All fixed.

For anyone experiencing the same I suggest you check the following: -

* Your DMA (Device Management Address) FQDN is set to use the correct FQDN your devices will use for connecting to MC within the MCAdmin utility on the server.  If your device connection FQDN is different to that set in the MC config (i.e you have different FQDN's for internal and external access as we do) it wont work.

* Port 443 is allowed inbound to the MC server from devices (the device agent) as well as 5494

* If your DMA FQDN needs to be changed, once done ensure you generate a new "Deployment Server Extensions & Web Console" certificate within the MCAdmin utility on the server and apply it, otherwise you will experience a certificate warning on the devices when the Device Agent tries to connect to the server (as the FQDN it is connecting on will not match that published on the server).  That said if your FQDN is the same for internal and external connectivity you wont have to worry (in my case they are different).

* To ensure no outbound connectivity issues, unless your security policy dictates otherwise suggest you allow the MC server itself unfettered outbound access to the internet.  Its more simple than locking it down then having to punch the relevant holes.

Our problems were three fold: -

* Our firewall was not allowing 443 connectivity from the device agent to the MC server.  Even when we put the correct rule in, it did not work but we found that another 443 blocking rule we had added for another purpose was being matched.  Moving the new allow 443 rule above this matching block rule fixed that issue.

* Our DMA address had to be changed.  It was set to the internal FQDN of the MC server, our devices use a different (external DNS) FQDN to connnect to MC.  Changing this to the correct external FQDN fixed the issue.

* Upon changing the DMA address, we had to generate the new DSE & Web Extensions certificate as mentioned above.

As soon as the above steps were completed almost immediately I was able to see profile information in the device agent, application catalogue functionality started working properly and the Google account configured on the device.

Hope this ends up helping someone.

Cheers

Paul

I'm fairly certain you need 443 as well. 

Thanks Matt, I'll take a look at the firewalling and make sure its allowing 443 inbound from the internet to the server also

Hi Matt,

So Outbound the server is able to access anything on the internet on any port.

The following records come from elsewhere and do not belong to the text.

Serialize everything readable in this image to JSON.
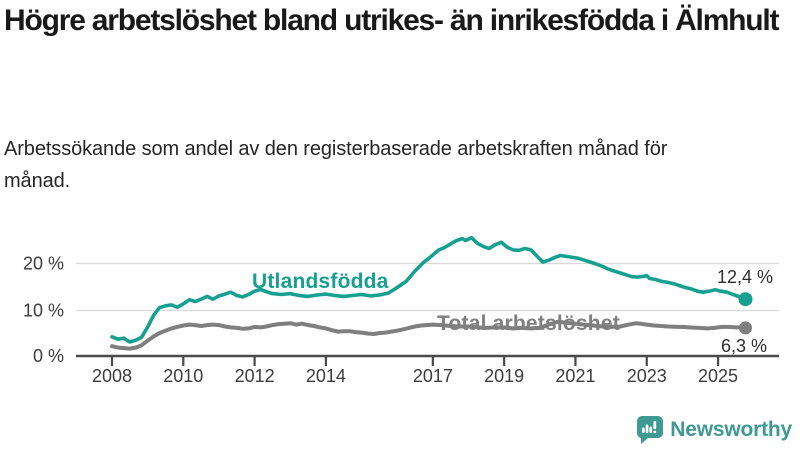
{
  "chart_data": {
    "type": "line",
    "title": "Högre arbetslöshet bland utrikes- än inrikesfödda i Älmhult",
    "subtitle": "Arbetssökande som andel av den registerbaserade arbetskraften månad för månad.",
    "unit": "%",
    "grid": "horizontal-only",
    "legend": "inline-labels-on-lines",
    "x_range": [
      2008,
      2025.85
    ],
    "y_range": [
      0,
      27
    ],
    "x_ticks": [
      2008,
      2010,
      2012,
      2014,
      2017,
      2019,
      2021,
      2023,
      2025
    ],
    "y_ticks": [
      {
        "value": 0,
        "label": "0 %"
      },
      {
        "value": 10,
        "label": "10 %"
      },
      {
        "value": 20,
        "label": "20 %"
      }
    ],
    "series": [
      {
        "name": "Utlandsfödda",
        "color": "#16a091",
        "end_value": 12.4,
        "end_label": "12,4 %",
        "points": [
          [
            2008.0,
            4.4
          ],
          [
            2008.17,
            3.9
          ],
          [
            2008.33,
            4.1
          ],
          [
            2008.5,
            3.3
          ],
          [
            2008.67,
            3.7
          ],
          [
            2008.83,
            4.3
          ],
          [
            2009.0,
            6.5
          ],
          [
            2009.17,
            9.0
          ],
          [
            2009.33,
            10.6
          ],
          [
            2009.5,
            11.0
          ],
          [
            2009.67,
            11.2
          ],
          [
            2009.83,
            10.7
          ],
          [
            2010.0,
            11.4
          ],
          [
            2010.17,
            12.3
          ],
          [
            2010.33,
            11.9
          ],
          [
            2010.5,
            12.4
          ],
          [
            2010.67,
            13.0
          ],
          [
            2010.83,
            12.4
          ],
          [
            2011.0,
            13.1
          ],
          [
            2011.17,
            13.5
          ],
          [
            2011.33,
            13.9
          ],
          [
            2011.5,
            13.2
          ],
          [
            2011.67,
            12.9
          ],
          [
            2011.83,
            13.4
          ],
          [
            2012.0,
            14.1
          ],
          [
            2012.17,
            14.5
          ],
          [
            2012.33,
            14.0
          ],
          [
            2012.5,
            13.6
          ],
          [
            2012.75,
            13.4
          ],
          [
            2013.0,
            13.6
          ],
          [
            2013.25,
            13.2
          ],
          [
            2013.5,
            13.0
          ],
          [
            2013.75,
            13.3
          ],
          [
            2014.0,
            13.5
          ],
          [
            2014.25,
            13.2
          ],
          [
            2014.5,
            13.0
          ],
          [
            2014.75,
            13.2
          ],
          [
            2015.0,
            13.4
          ],
          [
            2015.25,
            13.1
          ],
          [
            2015.5,
            13.3
          ],
          [
            2015.75,
            13.7
          ],
          [
            2016.0,
            14.9
          ],
          [
            2016.25,
            16.2
          ],
          [
            2016.5,
            18.4
          ],
          [
            2016.75,
            20.3
          ],
          [
            2016.92,
            21.3
          ],
          [
            2017.0,
            21.8
          ],
          [
            2017.17,
            22.9
          ],
          [
            2017.33,
            23.4
          ],
          [
            2017.5,
            24.2
          ],
          [
            2017.67,
            24.9
          ],
          [
            2017.83,
            25.3
          ],
          [
            2017.92,
            24.9
          ],
          [
            2018.0,
            25.2
          ],
          [
            2018.08,
            25.5
          ],
          [
            2018.25,
            24.3
          ],
          [
            2018.42,
            23.6
          ],
          [
            2018.58,
            23.2
          ],
          [
            2018.75,
            24.0
          ],
          [
            2018.92,
            24.5
          ],
          [
            2019.08,
            23.5
          ],
          [
            2019.25,
            22.9
          ],
          [
            2019.42,
            22.8
          ],
          [
            2019.58,
            23.2
          ],
          [
            2019.75,
            22.9
          ],
          [
            2019.92,
            21.6
          ],
          [
            2020.08,
            20.3
          ],
          [
            2020.25,
            20.7
          ],
          [
            2020.42,
            21.3
          ],
          [
            2020.58,
            21.7
          ],
          [
            2020.75,
            21.5
          ],
          [
            2020.92,
            21.3
          ],
          [
            2021.08,
            21.1
          ],
          [
            2021.25,
            20.7
          ],
          [
            2021.42,
            20.3
          ],
          [
            2021.58,
            19.9
          ],
          [
            2021.75,
            19.4
          ],
          [
            2021.92,
            18.8
          ],
          [
            2022.08,
            18.4
          ],
          [
            2022.25,
            18.0
          ],
          [
            2022.42,
            17.6
          ],
          [
            2022.58,
            17.2
          ],
          [
            2022.75,
            17.1
          ],
          [
            2022.92,
            17.3
          ],
          [
            2023.0,
            17.4
          ],
          [
            2023.08,
            16.8
          ],
          [
            2023.25,
            16.6
          ],
          [
            2023.42,
            16.2
          ],
          [
            2023.58,
            16.0
          ],
          [
            2023.75,
            15.7
          ],
          [
            2023.92,
            15.3
          ],
          [
            2024.08,
            14.9
          ],
          [
            2024.25,
            14.6
          ],
          [
            2024.42,
            14.1
          ],
          [
            2024.58,
            13.9
          ],
          [
            2024.75,
            14.1
          ],
          [
            2024.92,
            14.4
          ],
          [
            2025.08,
            14.1
          ],
          [
            2025.25,
            13.9
          ],
          [
            2025.42,
            13.4
          ],
          [
            2025.58,
            13.0
          ],
          [
            2025.77,
            12.4
          ]
        ]
      },
      {
        "name": "Total arbetslöshet",
        "color": "#7f7f7f",
        "end_value": 6.3,
        "end_label": "6,3 %",
        "points": [
          [
            2008.0,
            2.4
          ],
          [
            2008.17,
            2.1
          ],
          [
            2008.33,
            2.0
          ],
          [
            2008.5,
            1.9
          ],
          [
            2008.67,
            2.1
          ],
          [
            2008.83,
            2.6
          ],
          [
            2009.0,
            3.6
          ],
          [
            2009.17,
            4.5
          ],
          [
            2009.33,
            5.2
          ],
          [
            2009.5,
            5.7
          ],
          [
            2009.67,
            6.2
          ],
          [
            2009.83,
            6.5
          ],
          [
            2010.0,
            6.8
          ],
          [
            2010.17,
            7.0
          ],
          [
            2010.33,
            6.9
          ],
          [
            2010.5,
            6.7
          ],
          [
            2010.67,
            6.9
          ],
          [
            2010.83,
            7.0
          ],
          [
            2011.0,
            6.9
          ],
          [
            2011.17,
            6.6
          ],
          [
            2011.33,
            6.4
          ],
          [
            2011.5,
            6.3
          ],
          [
            2011.67,
            6.1
          ],
          [
            2011.83,
            6.2
          ],
          [
            2012.0,
            6.5
          ],
          [
            2012.17,
            6.4
          ],
          [
            2012.33,
            6.6
          ],
          [
            2012.5,
            6.9
          ],
          [
            2012.67,
            7.1
          ],
          [
            2012.83,
            7.2
          ],
          [
            2013.0,
            7.3
          ],
          [
            2013.17,
            7.0
          ],
          [
            2013.33,
            7.2
          ],
          [
            2013.5,
            6.9
          ],
          [
            2013.67,
            6.7
          ],
          [
            2013.83,
            6.4
          ],
          [
            2014.0,
            6.2
          ],
          [
            2014.17,
            5.8
          ],
          [
            2014.33,
            5.5
          ],
          [
            2014.5,
            5.6
          ],
          [
            2014.67,
            5.6
          ],
          [
            2014.83,
            5.4
          ],
          [
            2015.0,
            5.3
          ],
          [
            2015.17,
            5.1
          ],
          [
            2015.33,
            5.0
          ],
          [
            2015.5,
            5.2
          ],
          [
            2015.67,
            5.3
          ],
          [
            2015.83,
            5.5
          ],
          [
            2016.0,
            5.7
          ],
          [
            2016.17,
            6.0
          ],
          [
            2016.33,
            6.3
          ],
          [
            2016.5,
            6.6
          ],
          [
            2016.67,
            6.8
          ],
          [
            2016.83,
            6.9
          ],
          [
            2017.0,
            7.0
          ],
          [
            2017.25,
            6.9
          ],
          [
            2017.5,
            6.7
          ],
          [
            2017.75,
            6.6
          ],
          [
            2018.0,
            6.6
          ],
          [
            2018.25,
            6.4
          ],
          [
            2018.5,
            6.3
          ],
          [
            2018.75,
            6.4
          ],
          [
            2019.0,
            6.4
          ],
          [
            2019.25,
            6.2
          ],
          [
            2019.5,
            6.3
          ],
          [
            2019.75,
            6.2
          ],
          [
            2020.0,
            6.3
          ],
          [
            2020.25,
            7.0
          ],
          [
            2020.5,
            7.6
          ],
          [
            2020.75,
            7.4
          ],
          [
            2021.0,
            7.2
          ],
          [
            2021.25,
            7.0
          ],
          [
            2021.5,
            6.8
          ],
          [
            2021.75,
            6.6
          ],
          [
            2022.0,
            6.5
          ],
          [
            2022.25,
            6.6
          ],
          [
            2022.5,
            7.0
          ],
          [
            2022.7,
            7.3
          ],
          [
            2022.9,
            7.1
          ],
          [
            2023.0,
            7.0
          ],
          [
            2023.2,
            6.8
          ],
          [
            2023.4,
            6.7
          ],
          [
            2023.6,
            6.6
          ],
          [
            2023.85,
            6.5
          ],
          [
            2024.0,
            6.5
          ],
          [
            2024.2,
            6.4
          ],
          [
            2024.45,
            6.3
          ],
          [
            2024.7,
            6.2
          ],
          [
            2024.9,
            6.3
          ],
          [
            2025.1,
            6.5
          ],
          [
            2025.3,
            6.5
          ],
          [
            2025.5,
            6.4
          ],
          [
            2025.65,
            6.4
          ],
          [
            2025.77,
            6.3
          ]
        ]
      }
    ]
  },
  "footer": {
    "brand": "Newsworthy",
    "logo_icon": "bar-chart-exclamation-speech-bubble-icon",
    "brand_color": "#3e9a93"
  },
  "palette": {
    "foreign_born_line": "#16a091",
    "total_line": "#7f7f7f",
    "gridline": "#d9d9d9",
    "axis": "#4a4a4a",
    "axis_text": "#3d3d3d",
    "value_label_text": "#2e2e2e",
    "title_text": "#191919"
  }
}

Inbound the firewall allows 5494 and 5495 from the internet to the server for device connectivity.

I'm certain some required connectivity is being blocked somewhere but unsure where exactly.  Finding this all a bit of a puzzle and the SOTI network port listings in the help file do not really provide any answers.

Appreciate your help.

Paul

Hello Paul, 

Thank you for requesting a response from SOTI Support Staff. 

Here is a link to a list of all the required ports when configuring MC especially the later versions.  Please note that Google play does use 443 to communicate to the DS. 

https://www.soti.net/mc/help/v14.0/en/setup/installing/network_ports.html

Hope this helps, 

Thanks for this.  So do I take it that I need to allow Google inbound access on 443 to the MobiControl server.

The devices themselves are just internet connected (not Private APN) so they have free and unfettered access to Google services.

Paul

Hi Paul, 

Yes this would be required so that the DS/MS can communicate with Google for configuration details. 

Hope this helps,

Is there any formal SOTI documentation on what access you need between the devices, the MobiControl server, and the Play Store for an Android Enterprise deployment?

Hi Matt,

I have to say I think the port requirement instructions could be clearer.  The port list I think should really advise for each port between which components and whether the requirement is inbound/outbound etc.  Would make life easier.

Paul

Have a possible resolution to this, still to be proven however.

I found having thumbed through the documentation some more that my DMA (Device Management Address) was set to the servers internal FQDN and this should be set to the external (or whatever the FQDN the devices are typically using for management purposes).  I have now changed this to the external FQDN. I now just need to allow port 443 from the internet to the server and hoping everything should then work as expected.

The DMA tends to default to the servers base FQDN (normally internal)......I guess if you were using a DNS alias that was both internally and externally addressable it would never be an issue.

I am a remote worker so having to use the internet for my testing, suspect had I had a device connected to my corporate WiFi (and as such the DMA FQDN would have been valid, and 443 likely accessible from the local LAN) all this likely would have worked.

Once the firewall changes have been made, I will test and report back.